When gun control advocates forced another case to the Court two years later (McDonald v. Chicago), another NRA-backed victory followed: the Supreme Court held that the 14th Amendment also makes the individual right to keep and bear arms enforceable against state and local officials, alongside other fundamental liberties.
It is now 2019, yet anti-gun courts have continued to defy the Second Amendment, upholding the same types of gun control laws enacted when those same courts were denying the Second Amendment protected individual rights. This includes the modern manifestation of New York’s Sullivan Act.
That law, as enforced by New York City, remains so draconian that licensees are prohibited from leaving their homes with a licensed handgun without express legal or written permission, even if the firearm is unloaded and locked in a case for transport.
Until recently, that meant most licensees couldn’t leave the city at all with their handguns, including to take them to another residence, a range, or a competitive event. No problem, said the Second Circuit Court of Appeals, refusing to decide whether the Second Amendment even applies outside the home.
Yet after the Supreme Court took the case, New York officials claimed they had changed the laws to allow handgun licensees more opportunity to transport their arms. The dispute, they insisted, had been resolved.

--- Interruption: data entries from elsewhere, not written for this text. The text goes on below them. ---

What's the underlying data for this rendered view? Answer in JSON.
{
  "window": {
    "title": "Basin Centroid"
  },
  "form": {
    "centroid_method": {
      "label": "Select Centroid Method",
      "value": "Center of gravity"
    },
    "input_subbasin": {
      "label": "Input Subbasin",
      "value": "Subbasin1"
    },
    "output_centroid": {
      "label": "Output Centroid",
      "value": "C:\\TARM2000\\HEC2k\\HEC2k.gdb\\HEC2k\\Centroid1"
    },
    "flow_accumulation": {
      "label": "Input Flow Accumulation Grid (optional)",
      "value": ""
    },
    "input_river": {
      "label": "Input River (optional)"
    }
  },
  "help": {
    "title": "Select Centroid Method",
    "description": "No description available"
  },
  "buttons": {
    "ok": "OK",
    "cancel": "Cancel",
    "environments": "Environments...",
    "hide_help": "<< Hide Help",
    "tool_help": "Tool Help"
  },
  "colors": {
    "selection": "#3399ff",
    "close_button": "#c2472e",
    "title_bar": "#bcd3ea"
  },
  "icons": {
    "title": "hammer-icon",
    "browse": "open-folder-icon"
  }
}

But the Court saw through these shenanigans and rightfully denied their request to dismiss the case.
That meant the case would be heard this December by a Supreme Court that includes two justices appointed by President Trump with demonstrated tendencies to take the Second Amendment seriously.
Time will tell, but that could also mean the Supreme Court will finally affirm the right to exercise a revived Second Amendment beyond the home … maybe even in New York City.